- Born: November 20, 1921 Detroit, Michigan, U.S.
- Died: June 29, 2003 (aged 81) Wayne, New Jersey, U.S.
- Genres: Jazz
- Occupation: Catholic priest
- Instrument: Piano

= Norman O'Connor =

American Catholic priest (1921–2003)

Norman James O'Connor, CSP (November 20, 1921 - June 29, 2003), also known as The Jazz Priest, was an American Paulist priest known for playing and promoting jazz music.

== Biography ==
O'Connor became interested in jazz music at an early age and played piano with local jazz bands while in high school. He continued to work occasionally as a musician into the 1940s, but had abandoned the thought of music as a career by the time he enrolled at Catholic University of America in Washington, D.C. He wrote his doctoral thesis on the aesthetics of popular music.

He was ordained as a Catholic priest of the Paulist order in 1948. In 1951, he became the Catholic chaplain at Boston University. In 1954 he served on the board of the first Newport Jazz Festival and appeared at the event in his priest collar, acting as master of ceremonies for concerts and moderator of panel discussions. His introduction of John Coltrane at the festival in 1965 can be heard on Coltrane's New Thing at Newport (as well as My Favorite Things: Coltrane at Newport), and his introduction of Dave Brubeck at the 1971 festival can be heard on Brubeck's The Last Set at Newport. O'Connor also introduced Duke Ellington and the members of his orchestra (along with personal quips) at the 1956 Festival, as heard on Ellington's Ellington at Newport.

O'Connor wrote a weekly jazz column for The Boston Globe and freelanced for Down Beat, Metronome, and other music magazines. He did jazz radio shows on WGBH-FM for many years previous to, and overlapping with, the advent of TV at WGBH, in 1955. When television started, he continued in the new medium on Jazz with Father O'Connor. His guests included national jazz figures, like Cannonball Adderley and George Shearing, among others, as well as local Boston musicians like "Boots" Mussulli, Herb Pomeroy and Al and Buzzy Drootin.

In 1962, O'Connor became the director of radio and television for the Paulist Fathers in New York City. He also hosted a syndicated radio show and the local TV show, "Dial M for Music", on WCBS-TV (New York City). The show was popular in the New York area, and many great jazz musicians performed on it; including Duke Ellington (in a trio with Horace Silver and Johnny Hodges), The Modern Jazz Quartet, Thad Jones/Mel Lewis Big Band, Bill Evans, Woody Herman, Maynard Ferguson, Peggy Lee, Mongo Santamaría, Gene Krupa, and Joe Williams, among others. O'Connor became a fixture on the New York jazz scene, and remained one even after being named director of the Mount Paul Novitiate, a church training center in Oak Ridge, New Jersey, four years later.

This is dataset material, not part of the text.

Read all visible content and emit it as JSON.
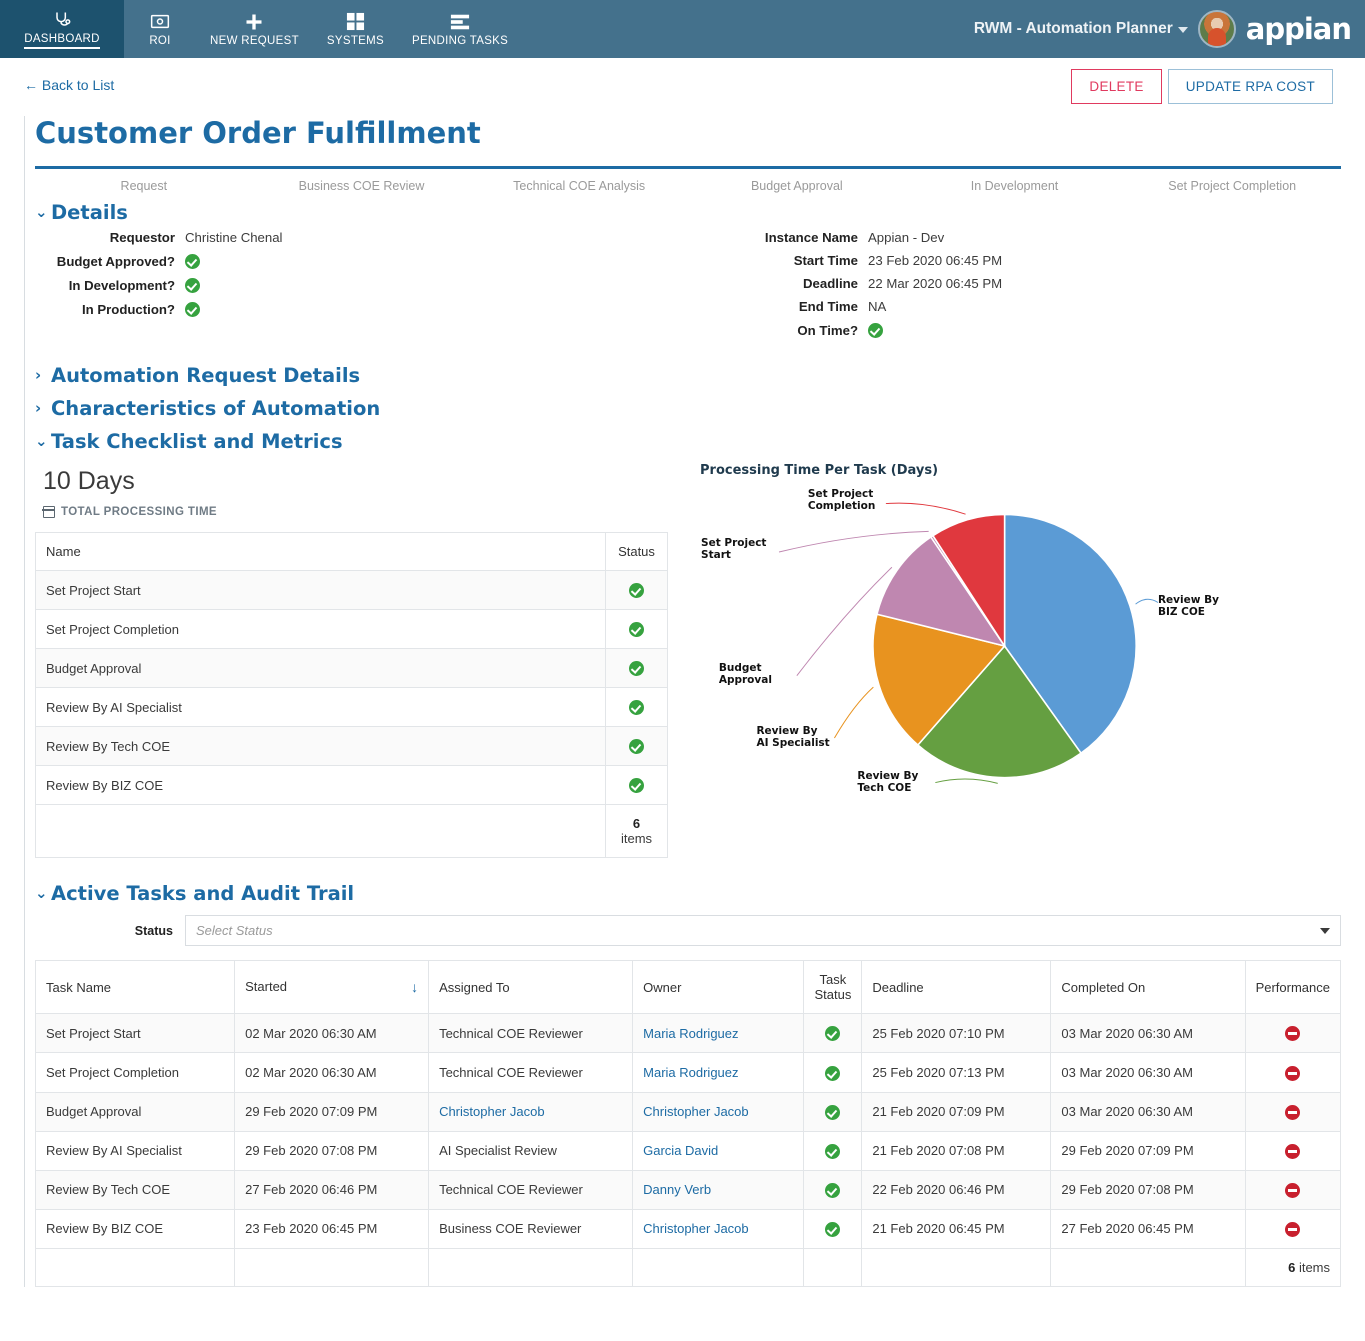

In 1980, O'Connor was hired as the executive director of Straight and Narrow, a drug and alcohol treatment center in Paterson, New Jersey. In his later years, his profile in the jazz world became considerably lower. Nevertheless, he remained the "Jazz Priest" to the end, producing benefit concerts by Marian McPartland and other musicians for Straight and Narrow with the help of his longtime friend George Wein. O'Connor retired in 2002.

He died of a heart attack at the age of 81 in Wayne, New Jersey, on June 29, 2003.